Oh look. Again? Seriously, this is like the third time just since lunch. Leave Jenna alone already! For one thing, she presumably has work to do, and for another, she is not actually ever going to date you, sleep with you, or even think of you as someone one might do those things with. And your endless laps past my desk to go bother her just leave you sad and me irritated.
I know that she has shiny pretty hair and her clothes and jewelry match and she always smiles at you when you walk in in the morning. She's the receptionist! It's basically her JOB to be polite and friendly. Have you ever managed to have an actual conversation with her? Between your lack of social skills and the fact that the two of you have nothing in common, I'm guessing the answer is "no.”
And because you want what popular culture, and sometimes even geek culture, tell you you're supposed to want instead of thinking about what might actually make you happy, I'm stuck cheering you up over lunch at least twice a week. It's getting old. I'd really rather play Carcassonne on our phones, or talk about last night's Battlestar Galactica episode, or throw out some ideas for that login page redesign. But half the time all we're allowed to talk about is how pretty Jenna looks in today's cute little skirt, or how crushed you are that she didn't let you bring her a soda from the kitchen.
Sometimes I don't even know why I bother being friends with you. But then I remember that working with you and goofing off at lunch is the best part of this job, even if some days I want to smack you. I'm half-terrified that someday you're finally going to get fed up with this place and leave me to deal with Rob myself. What a moron. He can't even spell the word "algorithm," and he probably gets paid twice what we do.

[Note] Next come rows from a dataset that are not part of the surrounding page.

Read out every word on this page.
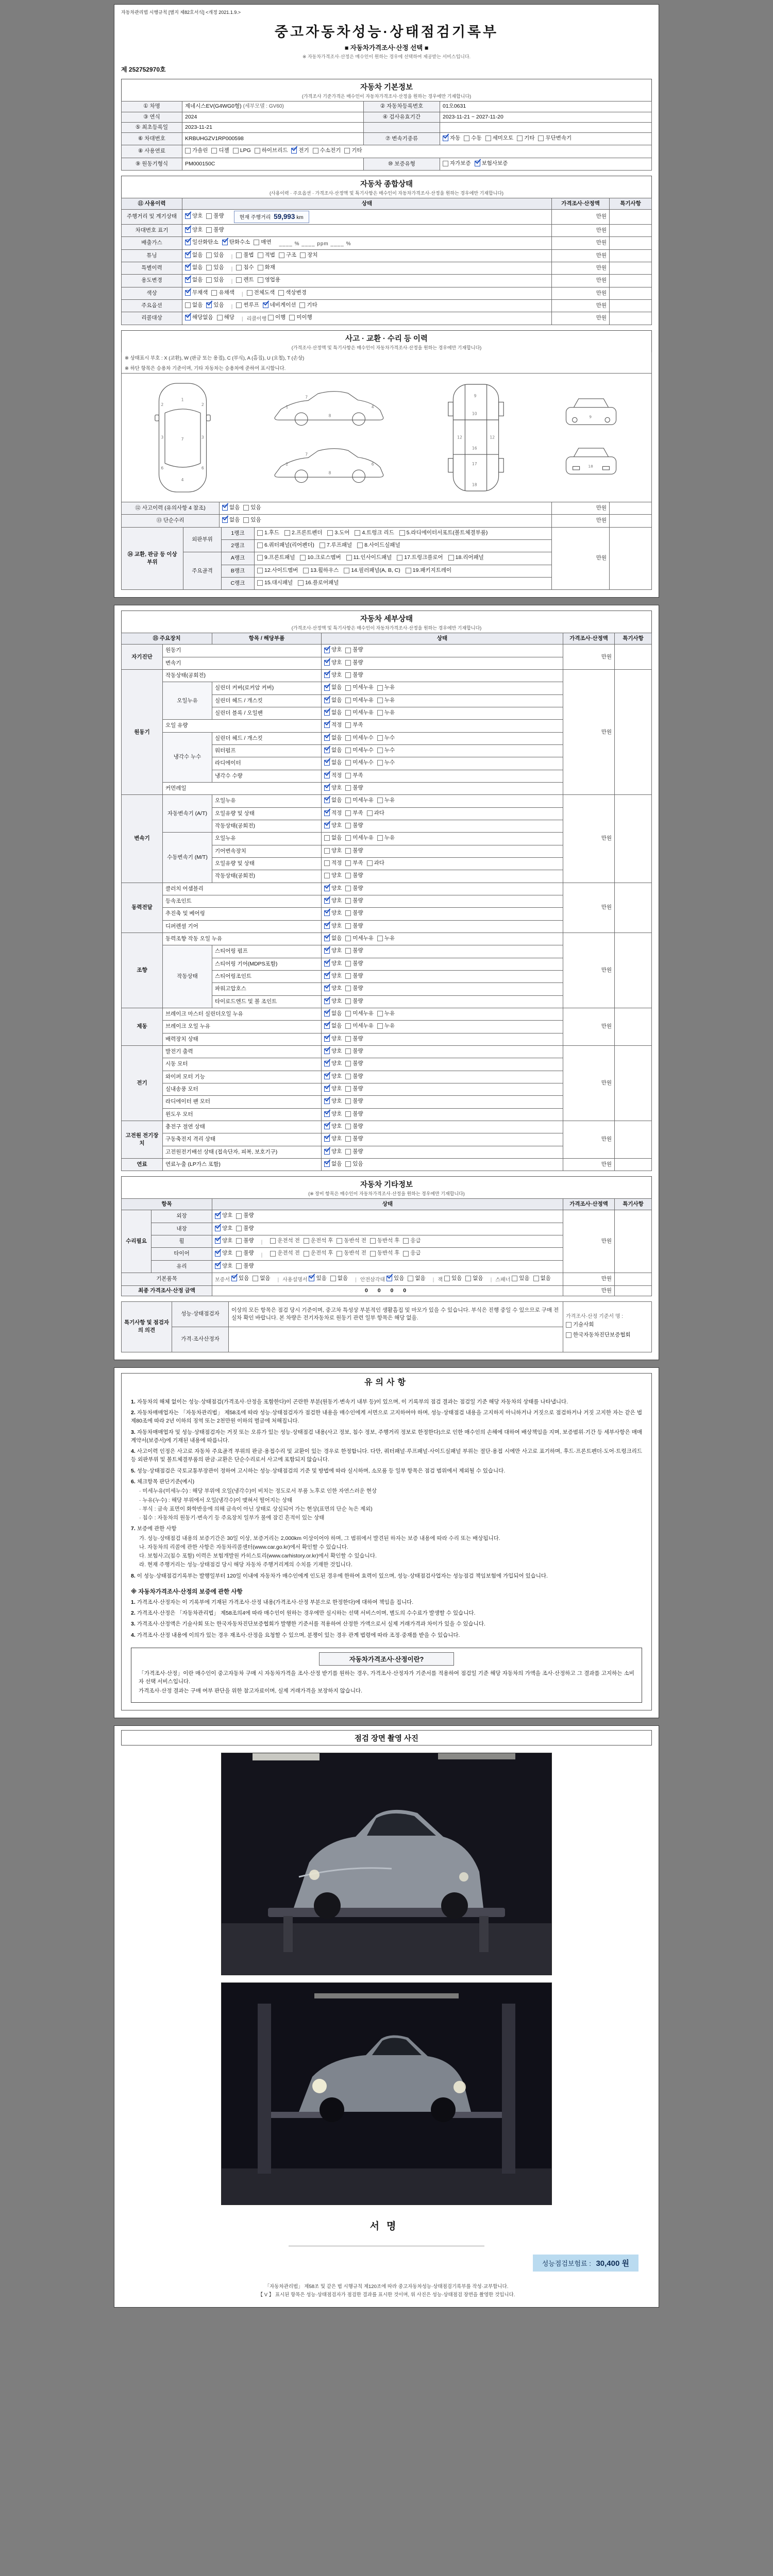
자동차관리법 시행규칙 [별지 제82호서식] <개정 2021.1.9.>
중고자동차성능·상태점검기록부
■ 자동차가격조사·산정 선택 ■
※ 자동차가격조사·산정은 매수인이 원하는 경우에 선택하여 제공받는 서비스입니다.
제 252752970호
자동차 기본정보
(가격조사 기준가격은 매수인이 자동차가격조사·산정을 원하는 경우에만 기재합니다)
① 차명	제네시스EV(G4WG0형) (세부모델 : GV60)	② 자동차등록번호	01오0631
③ 연식	2024	④ 검사유효기간	2023-11-21 ~ 2027-11-20
⑤ 최초등록일	2023-11-21		
⑥ 차대번호	KRBUHGZV1RP000598	⑦ 변속기종류	자동 수동 세미오토 기타 무단변속기

⑧ 사용연료	가솔린 디젤 LPG 하이브리드 전기 수소전기 기타

⑨ 원동기형식	PM000150C	⑩ 보증유형	자가보증 보험사보증
자동차 종합상태
(사용이력 · 주요옵션 · 가격조사·산정액 및 특기사항은 매수인이 자동차가격조사·산정을 원하는 경우에만 기재합니다)
⑪ 사용이력	상태	가격조사·산정액	특기사항
주행거리 및 계기상태	양호 불량 현재 주행거리 59,993 km	만원	
차대번호 표기	양호 불량	만원	
배출가스	일산화탄소 탄화수소 매연 ____ % ____ ppm ____ %	만원	
튜닝	없음 있음 | 불법 적법 구조 장치	만원	
특별이력	없음 있음 | 침수 화재	만원	
용도변경	없음 있음 | 렌트 영업용	만원	
색상	무채색 유채색 | 전체도색 색상변경	만원	
주요옵션	없음 있음 | 썬루프 네비게이션 기타	만원	
리콜대상	해당없음 해당 | 리콜이행 이행 미이행	만원	
사고 · 교환 · 수리 등 이력
(가격조사·산정액 및 특기사항은 매수인이 자동차가격조사·산정을 원하는 경우에만 기재합니다)
※ 상태표시 부호 : X (교환), W (판금 또는 용접), C (부식), A (흠집), U (요철), T (손상)
※ 하단 항목은 승용차 기준이며, 기타 자동차는 승용차에 준하여 표시합니다.
1
7
4
2	2
3	3
6	6
7
1	4
8
7
2	6
8
9
10
12	12
16
17
18
9
18
⑫ 사고이력 (유의사항 4 참조)	없음 있음	만원	
⑬ 단순수리	없음 있음	만원	
⑭ 교환, 판금 등 이상 부위	외판부위	1랭크	1.후드
2.프론트펜더
3.도어
4.트렁크 리드
5.라디에이터서포트(볼트체결부품)	만원	
		2랭크	6.쿼터패널(리어펜더)
7.루프패널
8.사이드실패널		

	주요골격	A랭크	9.프론트패널
10.크로스멤버
11.인사이드패널
17.트렁크플로어
18.리어패널		

		B랭크	12.사이드멤버
13.휠하우스
14.필러패널(A, B, C)
19.패키지트레이		

		C랭크	15.대시패널
16.플로어패널		
자동차 세부상태
(가격조사·산정액 및 특기사항은 매수인이 자동차가격조사·산정을 원하는 경우에만 기재합니다)
⑮ 주요장치		항목 / 해당부품	상태	가격조사·산정액	특기사항
자기진단	원동기		양호 불량	만원	
	변속기		양호 불량		

원동기	작동상태(공회전)		양호 불량	만원	
	오일누유	실린더 커버(로커암 커버)	없음 미세누유 누유		

		실린더 헤드 / 개스킷	없음 미세누유 누유		

		실린더 블록 / 오일팬	없음 미세누유 누유		

	오일 유량		적정 부족		

	냉각수 누수	실린더 헤드 / 개스킷	없음 미세누수 누수		

		워터펌프	없음 미세누수 누수		

		라디에이터	없음 미세누수 누수		

		냉각수 수량	적정 부족		

	커먼레일		양호 불량		

변속기	자동변속기 (A/T)	오일누유	없음 미세누유 누유	만원	
		오일유량 및 상태	적정 부족 과다		

		작동상태(공회전)	양호 불량		

	수동변속기 (M/T)	오일누유	없음 미세누유 누유		

		기어변속장치	양호 불량		

		오일유량 및 상태	적정 부족 과다		

		작동상태(공회전)	양호 불량		

동력전달	클러치 어셈블리		양호 불량	만원	
	등속조인트		양호 불량		

	추진축 및 베어링		양호 불량		

	디퍼렌셜 기어		양호 불량		

조향	동력조향 작동 오일 누유		없음 미세누유 누유	만원	
	작동상태	스티어링 펌프	양호 불량		

		스티어링 기어(MDPS포함)	양호 불량		

		스티어링조인트	양호 불량		

		파워고압호스	양호 불량		

		타이로드엔드 및 볼 조인트	양호 불량		

제동	브레이크 마스터 실린더오일 누유		없음 미세누유 누유	만원	
	브레이크 오일 누유		없음 미세누유 누유		

	배력장치 상태		양호 불량		

전기	발전기 출력		양호 불량	만원	
	시동 모터		양호 불량		

	와이퍼 모터 기능		양호 불량		

	실내송풍 모터		양호 불량		

	라디에이터 팬 모터		양호 불량		

	윈도우 모터		양호 불량		

고전원 전기장치	충전구 절연 상태		양호 불량	만원	
	구동축전지 격리 상태		양호 불량		

	고전원전기배선 상태 (접속단자, 피복, 보호기구)		양호 불량		

연료	연료누출 (LP가스 포함)		없음 있음	만원	
자동차 기타정보
(※ 장비 항목은 매수인이 자동차가격조사·산정을 원하는 경우에만 기재합니다)
항목		상태	가격조사·산정액	특기사항
수리필요	외장	양호 불량	만원	
	내장	양호 불량		

휠	양호 불량 |	운전석 전 운전석 후 동반석 전 동반석 후 응급

타이어	양호 불량 |	운전석 전 운전석 후 동반석 전 동반석 후 응급

	유리	양호 불량		

기본품목	보증서 있음 없음 | 사용설명서 있음 없음 | 안전삼각대 있음 없음 | 잭 있음 없음 | 스패너 있음 없음	만원	
최종 가격조사·산정 금액	0 0 0 0	만원	
특기사항 및 점검자의 의견	성능·상태점검자	이상의 모든 항목은 점검 당시 기준이며, 중고차 특성상 부분적인 생활흠집 및 마모가 있을 수 있습니다. 부식은 진행 중일 수 있으므로 구매 전 실차 확인 바랍니다. 본 차량은 전기자동차로 원동기 관련 일부 항목은 해당 없음.	가격조사·산정 기준서 명 :
기술사회
한국자동차진단보증협회

	가격·조사산정자		
유의사항
1. 자동차의 해체 없이는 성능·상태점검(가격조사·산정을 포함한다)이 곤란한 부분(원동기·변속기 내부 등)이 있으며, 이 기록부의 점검 결과는 점검일 기준 해당 자동차의 상태를 나타냅니다.
2. 자동차매매업자는 「자동차관리법」 제58조에 따라 성능·상태점검자가 점검한 내용을 매수인에게 서면으로 고지하여야 하며, 성능·상태점검 내용을 고지하지 아니하거나 거짓으로 점검하거나 거짓 고지한 자는 같은 법 제80조에 따라 2년 이하의 징역 또는 2천만원 이하의 벌금에 처해집니다.
3. 자동차매매업자 및 성능·상태점검자는 거짓 또는 오류가 있는 성능·상태점검 내용(사고 정보, 침수 정보, 주행거리 정보로 한정한다)으로 인한 매수인의 손해에 대하여 배상책임을 지며, 보증범위·기간 등 세부사항은 매매계약서(보증서)에 기재된 내용에 따릅니다.
4. 사고이력 인정은 사고로 자동차 주요골격 부위의 판금·용접수리 및 교환이 있는 경우로 한정합니다. 다만, 쿼터패널·루프패널·사이드실패널 부위는 절단·용접 시에만 사고로 표기하며, 후드·프론트펜더·도어·트렁크리드 등 외판부위 및 볼트체결부품의 판금·교환은 단순수리로서 사고에 포함되지 않습니다.
5. 성능·상태점검은 국토교통부장관이 정하여 고시하는 성능·상태점검의 기준 및 방법에 따라 실시하며, 소모품 등 일부 항목은 점검 범위에서 제외될 수 있습니다.
6. 체크항목 판단기준(예시)
· 미세누유(미세누수) : 해당 부위에 오일(냉각수)이 비치는 정도로서 부품 노후로 인한 자연스러운 현상
· 누유(누수) : 해당 부위에서 오일(냉각수)이 맺혀서 떨어지는 상태
· 부식 : 금속 표면이 화학반응에 의해 금속이 아닌 상태로 상실되어 가는 현상(표면의 단순 녹은 제외)
· 침수 : 자동차의 원동기·변속기 등 주요장치 일부가 물에 잠긴 흔적이 있는 상태
7. 보증에 관한 사항
가. 성능·상태점검 내용의 보증기간은 30일 이상, 보증거리는 2,000km 이상이어야 하며, 그 범위에서 발견된 하자는 보증 내용에 따라 수리 또는 배상됩니다.
나. 자동차의 리콜에 관한 사항은 자동차리콜센터(www.car.go.kr)에서 확인할 수 있습니다.
다. 보험사고(침수 포함) 이력은 보험개발원 카히스토리(www.carhistory.or.kr)에서 확인할 수 있습니다.
라. 현재 주행거리는 성능·상태점검 당시 해당 자동차 주행거리계의 수치를 기재한 것입니다.
8. 이 성능·상태점검기록부는 발행일부터 120일 이내에 자동차가 매수인에게 인도된 경우에 한하여 효력이 있으며, 성능·상태점검사업자는 성능점검 책임보험에 가입되어 있습니다.
※ 자동차가격조사·산정의 보증에 관한 사항
1. 가격조사·산정자는 이 기록부에 기재된 가격조사·산정 내용(가격조사·산정 부분으로 한정한다)에 대하여 책임을 집니다.
2. 가격조사·산정은 「자동차관리법」 제58조의4에 따라 매수인이 원하는 경우에만 실시하는 선택 서비스이며, 별도의 수수료가 발생할 수 있습니다.
3. 가격조사·산정액은 기술사회 또는 한국자동차진단보증협회가 발행한 기준서를 적용하여 산정한 가액으로서 실제 거래가격과 차이가 있을 수 있습니다.
4. 가격조사·산정 내용에 이의가 있는 경우 재조사·산정을 요청할 수 있으며, 분쟁이 있는 경우 관계 법령에 따라 조정·중재를 받을 수 있습니다.
자동차가격조사·산정이란?

「가격조사·산정」이란 매수인이 중고자동차 구매 시 자동차가격을 조사·산정 받기를 원하는 경우, 가격조사·산정자가 기준서를 적용하여 점검일 기준 해당 자동차의 가액을 조사·산정하고 그 결과를 고지하는 소비자 선택 서비스입니다.

가격조사·산정 결과는 구매 여부 판단을 위한 참고자료이며, 실제 거래가격을 보장하지 않습니다.

점검 장면 촬영 사진
서명
성능점검보험료 : 30,400 원
「자동차관리법」 제58조 및 같은 법 시행규칙 제120조에 따라 중고자동차성능·상태점검기록부를 작성·교부합니다.
【 V 】 표시된 항목은 성능·상태점검자가 점검한 결과를 표시한 것이며, 위 사진은 성능·상태점검 장면을 촬영한 것입니다.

So even though I wish you'd stop mooning over people you don't realize you don't even really want, I'll do what I always do when you trudge past my desk on the way back from getting rejected by Jenna. As soon as I finish writing these unit tests, I'll go grab some Fritos and Mountain Dew from the vending machine (damn that stuff is nasty, I don't know how you can drink it). I'll take them over to your cube, pretend I got them for myself and have some left over, and offer to share. I’ll ask what you're working on, make a couple of sarcastic comments, and you'll be smiling and laughing by the time my build finishes.
Then I'll go home and search match.com for guys who want to date a code monkey who writes good code but has no idea how to apply makeup and would rather sleep in in the morning than do her hair. Maybe if I'm lucky there will be one within a two-hour drive.